The same is true of the policy pursued since March 2009 – money-printing and ultra-low interest rates. That, too, was supposed to be a one-off response to an emergency situation: the banking crisis. That, too, became permanent, as those who benefited from the asset bubble became a larger and larger chunk of the electorate.
The return of interest rates to something closer to their historic levels is global and inescapable – and, indeed, desirable.
Yet, to listen to our broadcasters, you’d think that any rise is both catastrophic and deliberate. Once again, the concept of lesser evils, of trade-offs, is completely ignored.

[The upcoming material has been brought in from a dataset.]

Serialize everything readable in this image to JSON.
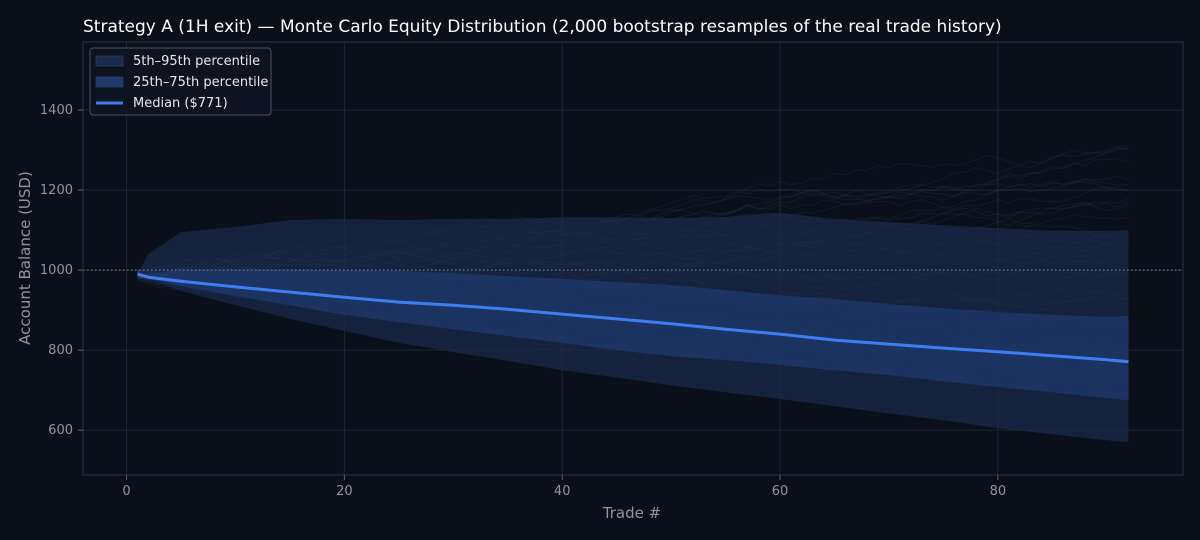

Yes, a steep rise in interest rates will hurt some mortgage-holders, especially those who borrowed to the hilt on the assumption that anomalously low rates would carry on forever. Yes, it will kill off some of the zombie enterprises that came into existence on the back of cheap money. But it will allow growth to resume on a sustainable basis.
The rise in interest rates, like the fall in spending, is as ineluctable as the changing of the seasons. Yet, rather than face facts, we cast around for someone to blame. Hence the constant assertions by Labour that the Kwasi Kwarteng “crashed the economy” with the mini-budget.
Objectively, this is about as silly a claim as you could make. In what sense has the economy been crashed? Has unemployment risen? Has the stock exchange collapsed? Are we in recession? Of course not. The ONS has in fact just uprated its growth forecast, and the IMF now admits that Kwarteng’s reforms will boost growth.
But blaming the Tories is a useful displacement activity, a way of avoiding the disquieting thought that we are still due an almighty reckoning for the lockdowns.
Eventually, that truth will become inescapable. You can avoid reality, but you cannot escape the consequences of avoiding reality. In the Seventies, the consequences took the form of an IMF bailout – the only time in our history that even the NHS budget was cut.
Perhaps something similar will happen this time: a Labour government, a sterling crisis, and a full-scale collapse. Or maybe, just maybe, we can begin the necessary changes now.
Heath or Thatcher? We’ll find out soon enough.